You guys will need to teach me the fine art of anchoring someday - in the Baja gulf we would toss a hook at 10AM a half mile from shore and by 3PM I could walk to shore in 14 inches of water. (The tides are 30 feet there). That's when I would set the anchor proper like - when i could actually SEE where I was putting it.

Otherwise I just toss it and drag till I stop.
Same thing in Lower Ballast Point at Cat Harbor on Catalina Island. I walk the boat into the lagoon (it's about 15 inches all that way around the edge) and walk the anchor over the the place I want it to go.

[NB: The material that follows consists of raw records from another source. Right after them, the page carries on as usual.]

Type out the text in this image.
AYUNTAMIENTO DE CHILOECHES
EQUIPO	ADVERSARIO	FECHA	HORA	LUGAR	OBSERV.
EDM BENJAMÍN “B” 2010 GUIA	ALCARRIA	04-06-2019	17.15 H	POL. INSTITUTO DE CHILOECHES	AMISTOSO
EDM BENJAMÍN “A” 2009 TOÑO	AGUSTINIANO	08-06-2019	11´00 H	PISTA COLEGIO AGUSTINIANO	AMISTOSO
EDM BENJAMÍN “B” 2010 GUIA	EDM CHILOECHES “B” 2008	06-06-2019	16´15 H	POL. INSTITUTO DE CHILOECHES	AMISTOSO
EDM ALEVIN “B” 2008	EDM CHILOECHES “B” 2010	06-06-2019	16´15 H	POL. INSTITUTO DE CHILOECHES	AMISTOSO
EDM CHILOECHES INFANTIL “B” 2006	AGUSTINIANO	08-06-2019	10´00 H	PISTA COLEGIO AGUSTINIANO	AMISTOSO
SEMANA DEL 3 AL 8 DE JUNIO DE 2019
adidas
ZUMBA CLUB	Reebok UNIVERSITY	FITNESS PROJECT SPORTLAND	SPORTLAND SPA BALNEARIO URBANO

Anchoring is always a big joke for me - You guys would probably make fun of me and I would be so embarrassed to anchor in your presence. I run upwind a little ways, and then I just drop everything I have over the side - chain, rope,, anchor - the whole banana - I just empty the chain locker - then I sit back and wait to see what happens. If the boat stops at some point I figure I'm good and open a beer.

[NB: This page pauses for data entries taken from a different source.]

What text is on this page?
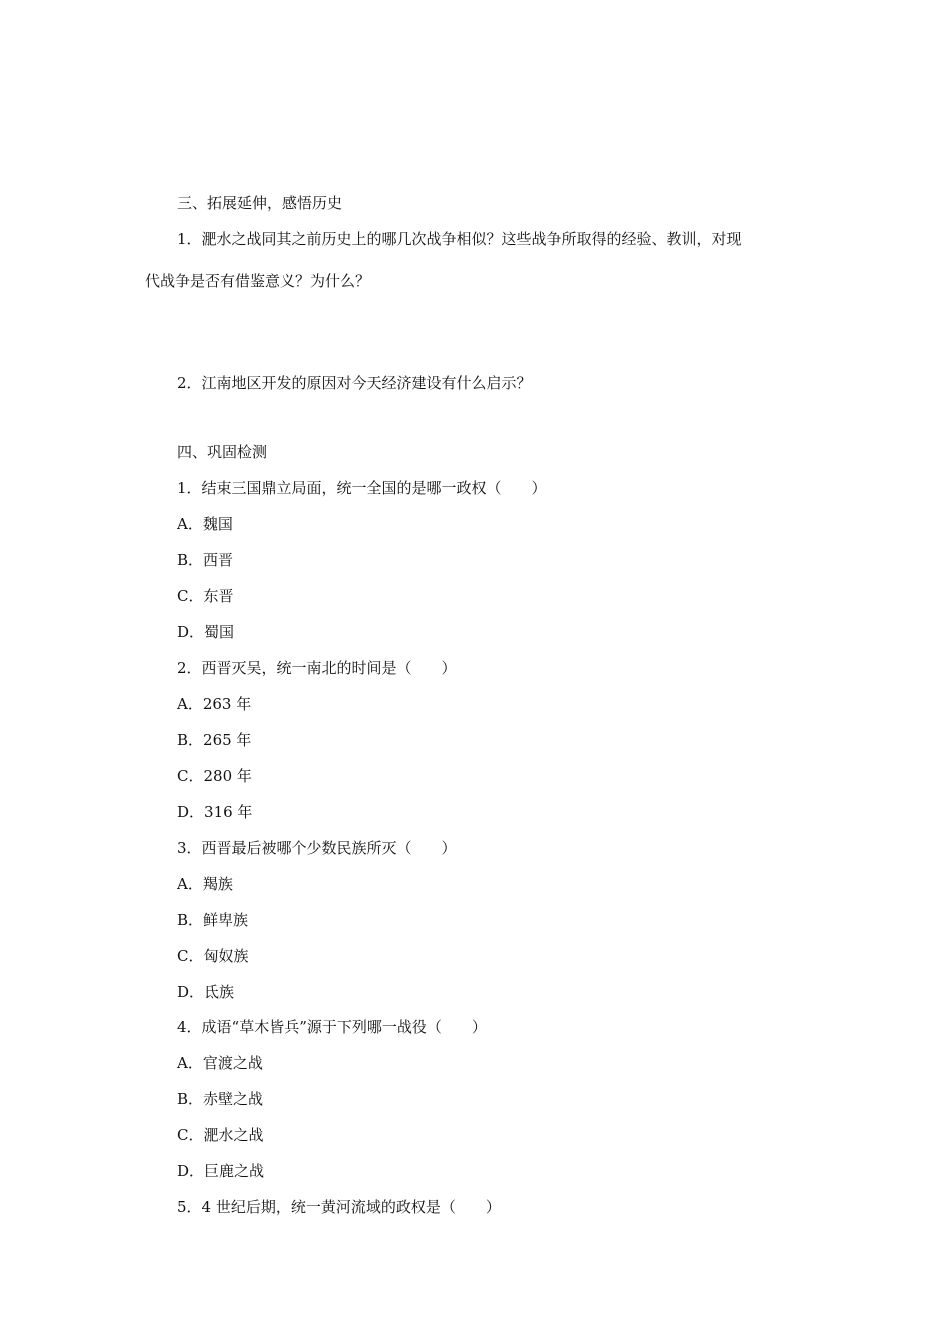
三、拓展延伸，感悟历史
1．淝水之战同其之前历史上的哪几次战争相似？这些战争所取得的经验、教训，对现
代战争是否有借鉴意义？为什么？
2．江南地区开发的原因对今天经济建设有什么启示？
四、巩固检测
1．结束三国鼎立局面，统一全国的是哪一政权（　　）
A．魏国
B．西晋
C．东晋
D．蜀国
2．西晋灭吴，统一南北的时间是（　　）
A．263 年
B．265 年
C．280 年
D．316 年
3．西晋最后被哪个少数民族所灭（　　）
A．羯族
B．鲜卑族
C．匈奴族
D．氐族
4．成语“草木皆兵”源于下列哪一战役（　　）
A．官渡之战
B．赤壁之战
C．淝水之战
D．巨鹿之战
5．4 世纪后期，统一黄河流域的政权是（　　）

I guess I'm not a very good 'anchoring' person - but it's so rare that I need to do it I have not had any real trouble yet. I do like to anchor in really shallow water and that's probably why my method works - for one - there are never any other boats around in the real shallow water and the shallow water also protects me from the big boats that like to break anchor in the middle of the night - and two - because I hook shallow I always have TOO MUCH chain out - so it's harder to drag when you have a lot of chain on the bottom. Sometimes I tie a milk carton to the anchor with a string so I can see where it is.
But someday, I am going to get lessons from those guys in Florida and New York on the proper way to anchor.